Backend incident
Incident Report for Yuso
Postmortem

SUMMARY

On the 2nd of July, we experienced issues to display drivers details and statistics via Yuso main backend. This didn’t not impact the riding dispatch process.

ROOT CAUSE ANALYSIS

The database containing drivers statistics started to respond slowly on the 1st of July. One of the index became too big and started overloading one of the database node, increasing the response time. To cope with that overloading, we upgraded the cluster on the 1st of July to ensure the response time would be back to normal, and to let us work on the root cause.

Unfortunately we couldn’t perform the upgrade completely on the 1st of July due to the big index. This caused the cluster to stay in a temporary state.

On the 2nd of July, the load increased due to the business activity, we then experienced the same issue, leading our clients to not being able to display drivers details on our main backend.

We first tried to clean up the index to reduce its size, but this operation was too slow. We then switch to a new cluster with minimal data to ensure the response time was back to normal, and started to transfer necessary data.

STEPS TO RESOLUTION

Steps taken to diagnose, assess, and resolve:

  • 8h30 - Notified about the issue by our error monitoring
  • 8h35 - Started investigation and linked the issue to the cluster state
  • 9h03 - First call from Marcel for some slowness when displaying drivers details
  • 9h30 - Started index clean up of old documents
  • 9h43 - Switched to a new index to unload the current index
  • 12h58 - Decreased timeout when calling drivers statistics on our main backend
  • 13h07 - Set up a new cluster
  • 13h40 - Switched microservices to the new cluster and started data transfer
  • 15h01 - Switched the last microservice on the new index

LEARNINGS & NEXT STEPS

This issue was known as this index has been growing consistently since its first release. Though we did not think we would face this situation so soon. This feature was released in 2018 and had a design misunderstanding we couldn’t deal with without heavy work. This wasn’t an issue until we came close to a critical size threshold.

We now have a clean configuration on which we can easily work on, and a smaller set of historical data. We decided to reduce our historic time window, a huge one being useless for our clients.

The last step is to work on a automatic rolling index to ease and speed up our maintenance process. By working on smaller chunks of data, we will not only decrease the overall response time, but it will also greatly reduce our maintenance toil.

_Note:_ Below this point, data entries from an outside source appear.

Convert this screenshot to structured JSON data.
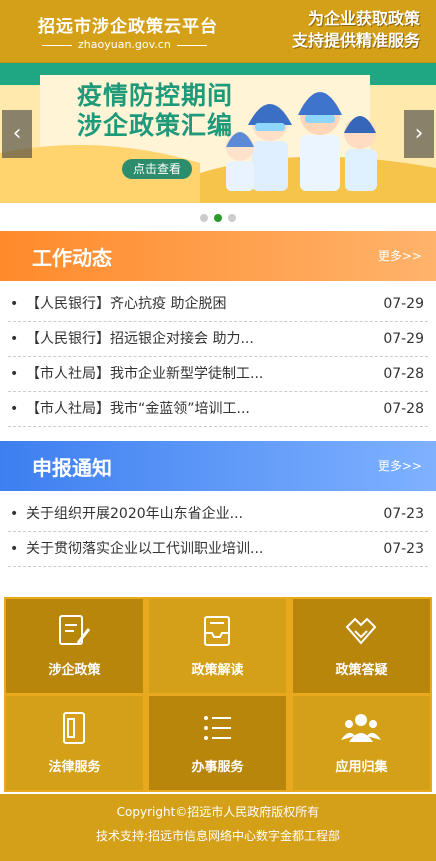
{
  "header": {
    "site_title": "招远市涉企政策云平台",
    "domain": "zhaoyuan.gov.cn",
    "slogan_line1": "为企业获取政策",
    "slogan_line2": "支持提供精准服务"
  },
  "banner": {
    "title_line1": "疫情防控期间",
    "title_line2": "涉企政策汇编",
    "button_label": "点击查看",
    "prev_label": "‹",
    "next_label": "›",
    "active_slide": 2,
    "slide_count": 3
  },
  "work_news": {
    "title": "工作动态",
    "more": "更多>>",
    "items": [
      {
        "title": "【人民银行】齐心抗疫 助企脱困",
        "date": "07-29"
      },
      {
        "title": "【人民银行】招远银企对接会 助力...",
        "date": "07-29"
      },
      {
        "title": "【市人社局】我市企业新型学徒制工...",
        "date": "07-28"
      },
      {
        "title": "【市人社局】我市“金蓝领”培训工...",
        "date": "07-28"
      }
    ]
  },
  "notices": {
    "title": "申报通知",
    "more": "更多>>",
    "items": [
      {
        "title": "关于组织开展2020年山东省企业...",
        "date": "07-23"
      },
      {
        "title": "关于贯彻落实企业以工代训职业培训...",
        "date": "07-23"
      }
    ]
  },
  "tiles": [
    {
      "label": "涉企政策",
      "icon": "policy-edit-icon",
      "color": "#b8860b"
    },
    {
      "label": "政策解读",
      "icon": "inbox-tray-icon",
      "color": "#d4a017"
    },
    {
      "label": "政策答疑",
      "icon": "handshake-icon",
      "color": "#b8860b"
    },
    {
      "label": "法律服务",
      "icon": "legal-document-icon",
      "color": "#d4a017"
    },
    {
      "label": "办事服务",
      "icon": "list-icon",
      "color": "#b8860b"
    },
    {
      "label": "应用归集",
      "icon": "group-users-icon",
      "color": "#d4a017"
    }
  ],
  "footer": {
    "copyright": "Copyright©招远市人民政府版权所有",
    "support": "技术支持:招远市信息网络中心数字金都工程部"
  }
}
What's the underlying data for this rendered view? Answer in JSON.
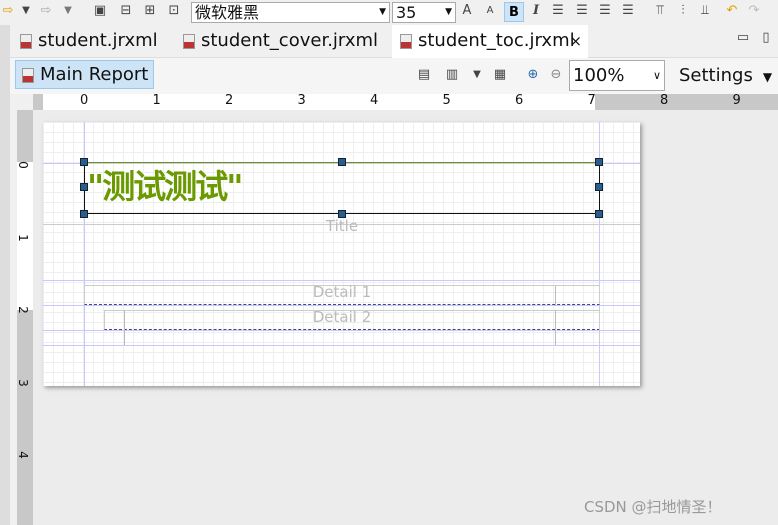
{
  "toolbar": {
    "font_family": "微软雅黑",
    "font_size": "35",
    "icons": [
      "forward-icon",
      "dropdown-icon",
      "new-icon",
      "align-icon",
      "align-icon",
      "align-icon",
      "font-increase-icon",
      "font-decrease-icon",
      "bold-icon",
      "italic-icon",
      "align-left-icon",
      "align-center-icon",
      "align-right-icon",
      "justify-icon",
      "valign-top-icon",
      "valign-middle-icon",
      "valign-bottom-icon",
      "undo-icon",
      "redo-icon"
    ],
    "bold": "B",
    "italic": "I"
  },
  "tabs": [
    {
      "label": "student.jrxml"
    },
    {
      "label": "student_cover.jrxml"
    },
    {
      "label": "student_toc.jrxml",
      "active": true,
      "close": "×"
    }
  ],
  "editor": {
    "main_report": "Main Report",
    "zoom": "100%",
    "settings": "Settings"
  },
  "ruler": {
    "h": [
      "0",
      "1",
      "2",
      "3",
      "4",
      "5",
      "6",
      "7",
      "8",
      "9"
    ],
    "v": [
      "0",
      "1",
      "2",
      "3",
      "4"
    ]
  },
  "report": {
    "text_field": "\"测试测试\"",
    "text_color": "#6a9a00",
    "bands": [
      "Title",
      "Detail 1",
      "Detail 2"
    ]
  },
  "watermark": "CSDN @扫地情圣！"
}
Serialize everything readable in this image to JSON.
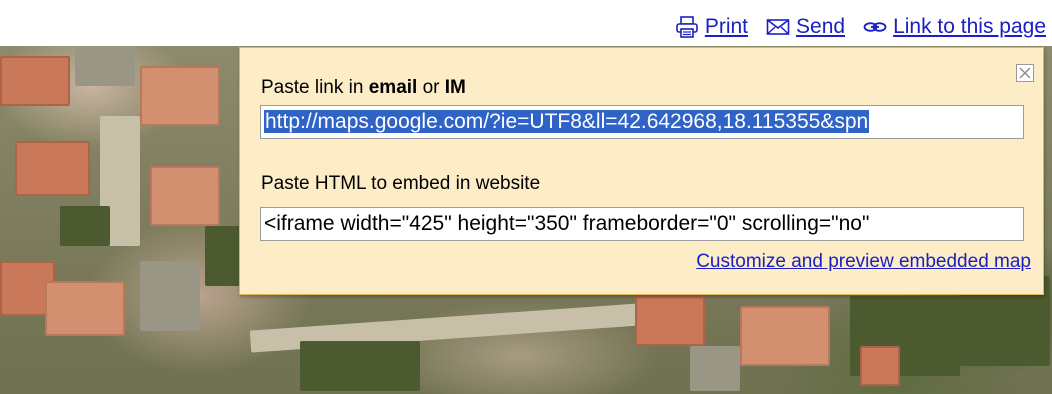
{
  "toolbar": {
    "print": {
      "label": "Print",
      "icon": "printer-icon"
    },
    "send": {
      "label": "Send",
      "icon": "envelope-icon"
    },
    "link": {
      "label": "Link to this page",
      "icon": "chain-link-icon"
    }
  },
  "popup": {
    "link_label_prefix": "Paste link in ",
    "link_label_email": "email",
    "link_label_or": " or ",
    "link_label_im": "IM",
    "link_value": "http://maps.google.com/?ie=UTF8&ll=42.642968,18.115355&spn",
    "embed_label": "Paste HTML to embed in website",
    "embed_value": "<iframe width=\"425\" height=\"350\" frameborder=\"0\" scrolling=\"no\"",
    "customize_label": "Customize and preview embedded map",
    "close_icon": "close-icon"
  },
  "colors": {
    "link": "#1a20c4",
    "popup_bg": "#fdedc6",
    "popup_border": "#e2b65e",
    "selection": "#3063c8"
  }
}
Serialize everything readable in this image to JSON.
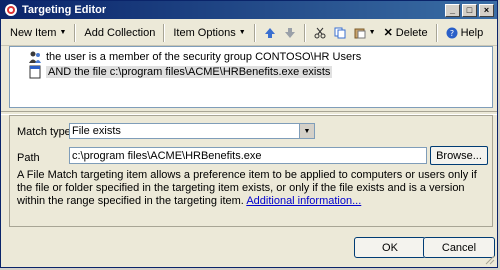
{
  "window": {
    "title": "Targeting Editor"
  },
  "toolbar": {
    "new_item": "New Item",
    "add_collection": "Add Collection",
    "item_options": "Item Options",
    "delete": "Delete",
    "help": "Help"
  },
  "tree": {
    "items": [
      {
        "label": "the user is a member of the security group CONTOSO\\HR Users",
        "icon": "users-icon"
      },
      {
        "label": "AND the file c:\\program files\\ACME\\HRBenefits.exe exists",
        "icon": "file-icon",
        "selected": true
      }
    ]
  },
  "panel": {
    "match_type_label": "Match type",
    "match_type_value": "File exists",
    "path_label": "Path",
    "path_value": "c:\\program files\\ACME\\HRBenefits.exe",
    "browse_label": "Browse...",
    "description": "A File Match targeting item allows a preference item to be applied to computers or users only if the file or folder specified in the targeting item exists, or only if the file exists and is a version within the range specified in the targeting item.",
    "more_link": "Additional information..."
  },
  "buttons": {
    "ok": "OK",
    "cancel": "Cancel"
  }
}
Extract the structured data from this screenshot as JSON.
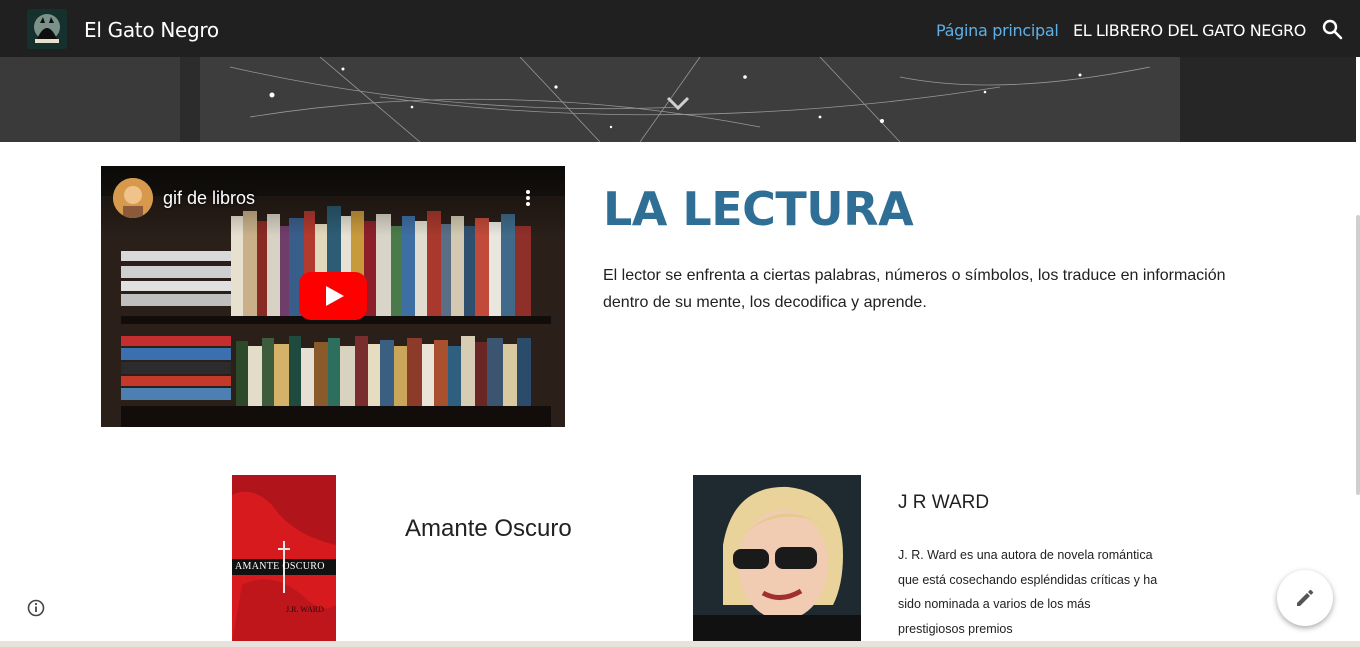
{
  "header": {
    "site_title": "El Gato Negro",
    "nav": [
      {
        "label": "Página principal",
        "active": true
      },
      {
        "label": "EL LIBRERO DEL GATO NEGRO",
        "active": false
      }
    ],
    "icons": {
      "logo": "cat-logo-icon",
      "search": "search-icon"
    }
  },
  "banner": {
    "icon": "chevron-down-icon"
  },
  "video": {
    "title": "gif de libros",
    "icons": {
      "play": "youtube-play-icon",
      "menu": "more-vert-icon",
      "channel": "channel-avatar"
    }
  },
  "section": {
    "heading": "LA LECTURA",
    "paragraph": "El lector se enfrenta a ciertas palabras, números o símbolos, los traduce en información dentro de su mente, los decodifica y aprende."
  },
  "book": {
    "title": "Amante Oscuro",
    "cover_title": "AMANTE OSCURO",
    "cover_author": "J.R. WARD"
  },
  "author": {
    "name": "J R WARD",
    "bio": "J. R. Ward es una autora de novela romántica que está cosechando espléndidas críticas y ha sido nominada a varios de los más prestigiosos premios"
  },
  "controls": {
    "info": "info-icon",
    "edit": "pencil-icon"
  },
  "colors": {
    "accent": "#2f6f96",
    "nav_active": "#5fb0e8",
    "topbar": "#202020",
    "youtube_red": "#ff0000"
  }
}
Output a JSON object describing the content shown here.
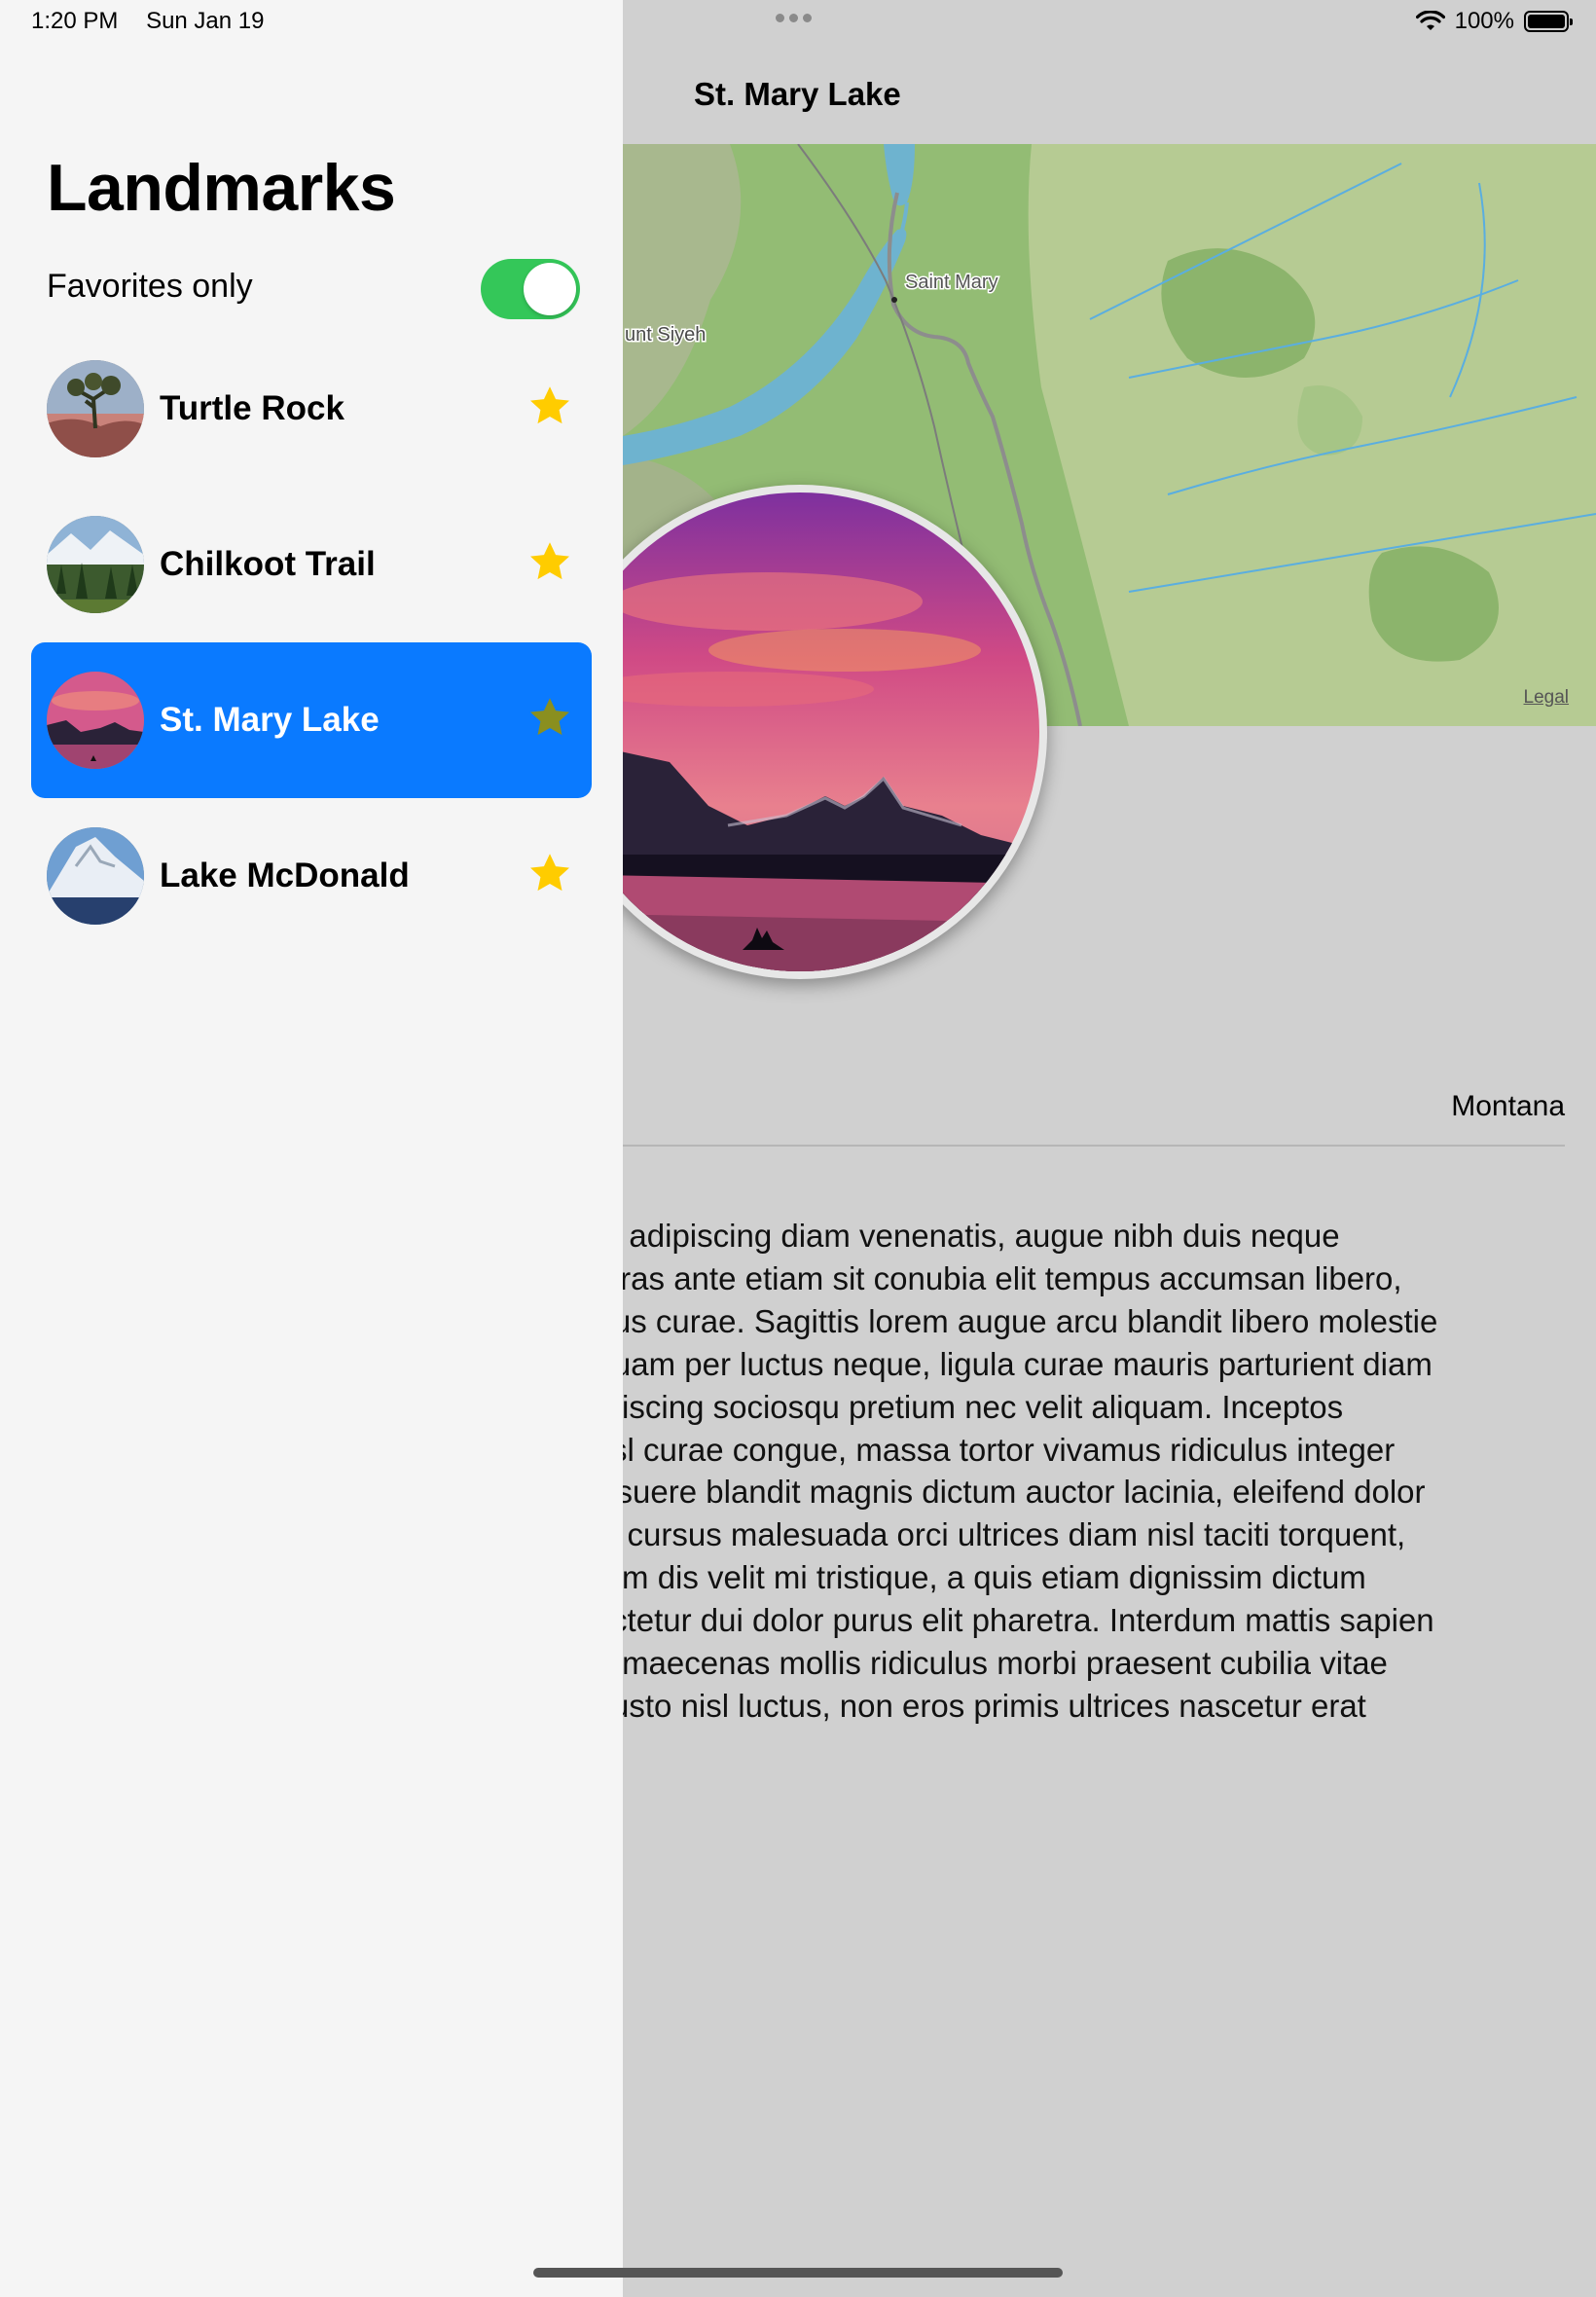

Posted Jul 06, 2020 - 11:08 CEST

Resolved
The issue is now resolved.

Drivers acceptance statistics and connection time are nearly up to date as the transfer process is reaching its end.
Posted Jul 03, 2020 - 06:33 CEST
Update
Latency issues have been resolved, the dashboard operations are now back to normal.
In the meantime, the drivers acceptance statistics and connexion time are unavailable or invalid.
We are currently fixing this issue and monitoring the situation.
Posted Jul 02, 2020 - 14:01 CEST
Monitoring
Latency issues have been resolved, the dashboard operations are now back to normal.
In the meantime, the drivers acceptance statistics and connexion time are unavailable or invalid.
We are currently fixing this issue and monitoring the situation.
Posted Jul 02, 2020 - 14:01 CEST
Identified
The issue has been identified very quickly after the start of the investigation: the database used to store drivers statistics is responding very slowly.
We are still taking actions to solve the root cause, but in the meantime we deployed a fix to mitigate the slowness encountered by the users.
Posted Jul 02, 2020 - 13:14 CEST
Investigating
We're experiencing an incident on our Yuso backend and are currently looking into the issue.

Do not hesitate to contact us for further details at help@yusofleet.com.
Posted Jul 02, 2020 - 10:55 CEST
This incident affected: Back Office (Dashboard).